Lamb Cheek and Chickpea Curry
A hearty and nutritious curry made with tender lamb cheeks and chickpeas, simmered in a fragrant coconut milk sauce.
- 500g raw lamb cheeks, cubed
- 1 can chickpeas (400g), drained
- 1 can coconut milk (400ml)
- 1 onion, chopped
- 2 tablespoons curry powder
- 1 tablespoon ginger, grated
- Salt and pepper to taste
- Fresh cilantro for garnish
- In a pot, sauté onion and ginger until soft, then add lamb cheeks and brown.
- Stir in curry powder, chickpeas, and coconut milk, and simmer for 1 hour until lamb is tender.
- Season with salt and pepper, garnish with cilantro, and serve with brown rice.
Lamb Cheek and Spinach Stuffed Peppers
Colorful bell peppers stuffed with a savory mixture of lamb cheeks and spinach, baked to perfection for a healthy meal.

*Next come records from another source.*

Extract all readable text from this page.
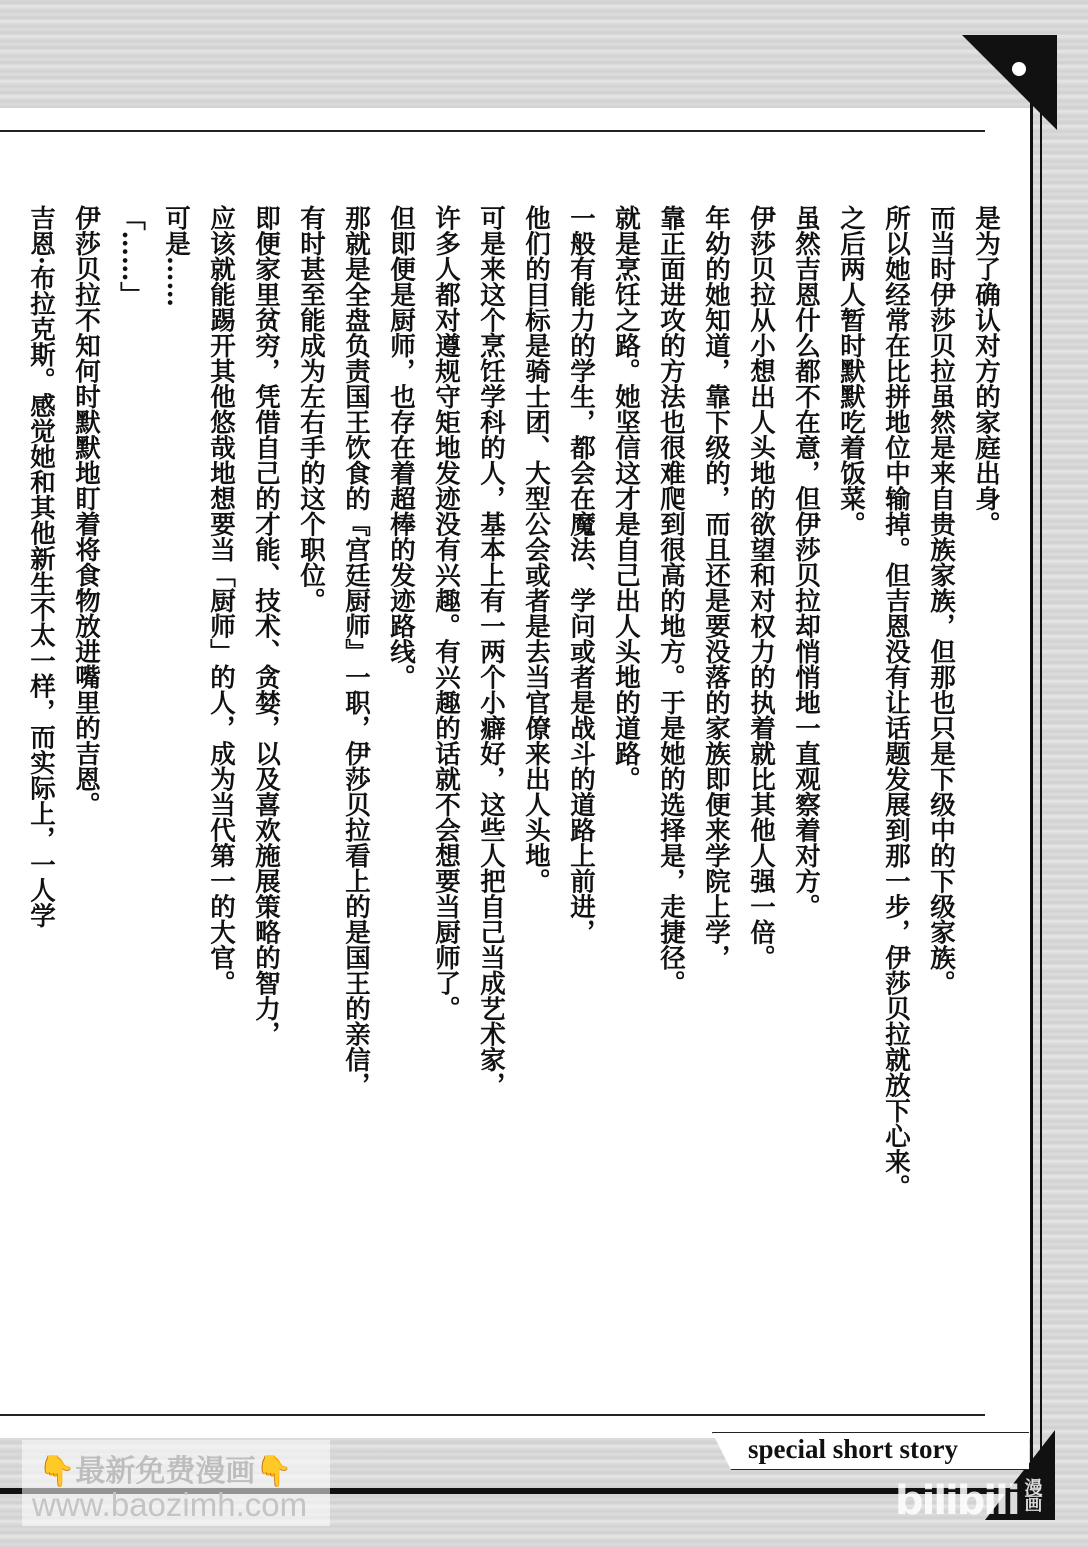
是为了确认对方的家庭出身。

而当时伊莎贝拉虽然是来自贵族家族，但那也只是下级中的下级家族。

所以她经常在比拼地位中输掉。但吉恩没有让话题发展到那一步，伊莎贝拉就放下心来。

之后两人暂时默默吃着饭菜。

虽然吉恩什么都不在意，但伊莎贝拉却悄悄地一直观察着对方。

伊莎贝拉从小想出人头地的欲望和对权力的执着就比其他人强一倍。

年幼的她知道，靠下级的，而且还是要没落的家族即便来学院上学，

靠正面进攻的方法也很难爬到很高的地方。于是她的选择是，走捷径。

就是烹饪之路。她坚信这才是自己出人头地的道路。

一般有能力的学生，都会在魔法、学问或者是战斗的道路上前进，

他们的目标是骑士团、大型公会或者是去当官僚来出人头地。

可是来这个烹饪学科的人，基本上有一两个小癖好，这些人把自己当成艺术家，

许多人都对遵规守矩地发迹没有兴趣。有兴趣的话就不会想要当厨师了。

但即便是厨师，也存在着超棒的发迹路线。

那就是全盘负责国王饮食的『宫廷厨师』一职，伊莎贝拉看上的是国王的亲信，

有时甚至能成为左右手的这个职位。

即便家里贫穷，凭借自己的才能、技术、贪婪，以及喜欢施展策略的智力，

应该就能踢开其他悠哉地想要当「厨师」的人，成为当代第一的大官。

可是……

「……」

伊莎贝拉不知何时默默地盯着将食物放进嘴里的吉恩。

吉恩·布拉克斯。感觉她和其他新生不太一样，而实际上，一人学

special short story
👇最新免费漫画👇
www.baozimh.com	bilibili 漫画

- 400g raw lamb cheeks, cooked and shredded
- 4 bell peppers, halved and seeds removed
- 2 cups fresh spinach, chopped
- 1 cup cooked brown rice
- 1 teaspoon Italian seasoning
- Salt and pepper to taste
- 1/2 cup shredded mozzarella cheese
- Preheat the oven to 180°C (350°F).
- In a bowl, mix shredded lamb cheeks, spinach, brown rice, Italian seasoning, salt, and pepper.
- Stuff the bell pepper halves with the mixture, top with mozzarella cheese, and bake for 25-30 minutes until peppers are tender.